The lengthy delays and slipped schedules led to a lot of mutual recrimination and finger-pointing between Douglas and the War Department, with each party blaming the other for the problems. There were late deliveries of undercarriage struts, self-sealing tanks, turrets, and other government-furnished equipment items such as engines, propellers and generators. The company was criticized for not making strong enough efforts to enroll subcontractors and for not providing enough staff to support production engineering at the Tulsa plant. The War Department accused Douglas of not really wanting to build the A-26 and of diverting too much of its efforts to transport aircraft which would promise to have a greater postwar payoff. As a result of all the delays, the A-26 took 28 months to proceed from first flight to full-scale combat operations. However, once the production line got into full swing, Douglas went on to produce 2400 Invaders during the last 20 months of the war.

The first flight of the XA-26-DE (41-19504) took place on July 10, 1942, with test pilot Ben O. Howard at the controls. The aircraft was powered by two 2000 hp Pratt & Whitney R-2800-27 radials driving three-bladed propellers with large spinners. The crew was three--a pilot, a navigator/bomb-aimer (who normally sat on a jump seat to the right of the pilot but also had a position in the transparent nose), and a defensive gunner sitting in a separate transparent compartment behind the bomb bay. For the initial phase of flight testing, defensive armament was not fitted, with dummy dorsal and ventral turrets being mounted.

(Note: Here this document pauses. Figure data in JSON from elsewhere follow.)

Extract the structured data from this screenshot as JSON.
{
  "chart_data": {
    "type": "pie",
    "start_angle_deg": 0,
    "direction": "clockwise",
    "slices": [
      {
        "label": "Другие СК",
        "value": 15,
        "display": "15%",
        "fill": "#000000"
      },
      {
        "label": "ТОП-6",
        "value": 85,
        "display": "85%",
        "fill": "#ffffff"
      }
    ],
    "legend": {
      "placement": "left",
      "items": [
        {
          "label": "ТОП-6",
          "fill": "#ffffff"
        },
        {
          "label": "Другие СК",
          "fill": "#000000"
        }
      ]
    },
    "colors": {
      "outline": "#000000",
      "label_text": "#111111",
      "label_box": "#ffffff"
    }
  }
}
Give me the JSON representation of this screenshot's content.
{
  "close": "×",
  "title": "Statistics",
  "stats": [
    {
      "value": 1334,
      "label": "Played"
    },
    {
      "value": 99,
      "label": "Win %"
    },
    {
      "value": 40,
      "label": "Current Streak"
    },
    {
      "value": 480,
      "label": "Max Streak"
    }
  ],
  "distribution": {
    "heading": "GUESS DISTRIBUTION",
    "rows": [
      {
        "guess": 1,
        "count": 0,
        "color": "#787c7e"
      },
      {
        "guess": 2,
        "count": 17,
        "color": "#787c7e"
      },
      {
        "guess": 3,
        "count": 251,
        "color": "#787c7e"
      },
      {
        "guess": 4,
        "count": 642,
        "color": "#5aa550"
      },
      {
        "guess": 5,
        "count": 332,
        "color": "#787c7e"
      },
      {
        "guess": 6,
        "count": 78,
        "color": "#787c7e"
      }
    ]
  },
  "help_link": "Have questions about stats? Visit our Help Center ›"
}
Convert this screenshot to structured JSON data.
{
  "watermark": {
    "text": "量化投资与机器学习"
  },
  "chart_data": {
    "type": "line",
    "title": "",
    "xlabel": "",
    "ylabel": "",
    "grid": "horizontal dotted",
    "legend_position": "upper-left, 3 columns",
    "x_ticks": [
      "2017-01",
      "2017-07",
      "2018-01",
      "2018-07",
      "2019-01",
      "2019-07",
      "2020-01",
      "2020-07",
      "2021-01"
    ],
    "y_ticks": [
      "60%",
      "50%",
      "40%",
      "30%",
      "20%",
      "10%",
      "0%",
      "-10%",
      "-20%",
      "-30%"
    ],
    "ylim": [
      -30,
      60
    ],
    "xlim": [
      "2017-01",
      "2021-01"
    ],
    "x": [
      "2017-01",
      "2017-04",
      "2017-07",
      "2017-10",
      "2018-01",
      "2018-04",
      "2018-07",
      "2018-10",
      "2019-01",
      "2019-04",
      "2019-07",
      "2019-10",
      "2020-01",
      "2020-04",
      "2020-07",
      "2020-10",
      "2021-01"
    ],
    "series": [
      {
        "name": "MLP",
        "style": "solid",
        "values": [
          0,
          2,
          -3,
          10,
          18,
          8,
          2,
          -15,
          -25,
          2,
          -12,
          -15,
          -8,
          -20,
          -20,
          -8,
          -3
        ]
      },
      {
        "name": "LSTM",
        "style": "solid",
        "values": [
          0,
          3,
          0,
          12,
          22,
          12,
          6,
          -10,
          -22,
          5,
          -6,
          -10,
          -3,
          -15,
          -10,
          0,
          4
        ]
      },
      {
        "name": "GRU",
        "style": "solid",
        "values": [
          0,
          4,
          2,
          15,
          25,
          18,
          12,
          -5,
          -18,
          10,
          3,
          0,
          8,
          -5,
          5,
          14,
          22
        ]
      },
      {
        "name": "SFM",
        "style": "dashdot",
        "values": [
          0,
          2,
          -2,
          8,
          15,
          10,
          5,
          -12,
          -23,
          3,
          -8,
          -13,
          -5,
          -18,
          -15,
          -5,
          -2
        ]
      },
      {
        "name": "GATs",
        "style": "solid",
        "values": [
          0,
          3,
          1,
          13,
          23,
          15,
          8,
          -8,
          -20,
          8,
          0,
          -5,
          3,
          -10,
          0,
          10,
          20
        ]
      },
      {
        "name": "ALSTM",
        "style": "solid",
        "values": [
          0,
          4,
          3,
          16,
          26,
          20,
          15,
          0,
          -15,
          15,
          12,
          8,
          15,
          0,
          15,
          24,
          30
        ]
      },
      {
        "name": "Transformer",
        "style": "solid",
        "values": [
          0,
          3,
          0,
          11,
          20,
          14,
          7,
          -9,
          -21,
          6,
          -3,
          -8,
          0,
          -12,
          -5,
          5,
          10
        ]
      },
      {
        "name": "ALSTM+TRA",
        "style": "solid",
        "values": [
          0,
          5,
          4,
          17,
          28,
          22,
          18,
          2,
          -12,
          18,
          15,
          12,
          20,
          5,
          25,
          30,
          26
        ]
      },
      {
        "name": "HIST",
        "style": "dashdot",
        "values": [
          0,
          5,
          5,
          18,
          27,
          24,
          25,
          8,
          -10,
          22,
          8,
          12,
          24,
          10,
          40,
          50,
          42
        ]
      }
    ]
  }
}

The performance and handling of the prototype were excellent, but there were some problems with engine cooling which led to some cowling changes and the removal of the propeller spinners on production aircraft. The armament eventually fitted was two forward-firing 0.50-inch machine guns mounted on the starboard side of the nose and two 0.50-inch machine guns in each of the remotely-controlled dorsal and ventral turrets which were operated by a gunner in position just aft of the wing trailing edge. The upper turret was normally operated by the gunner, but it could be locked into the forward, no-elevation position and fired by the pilot. 3000 pounds of ordnance could be carried in two fuselage bays and an additional 2000 pounds on four racks underneath the outer wing panels.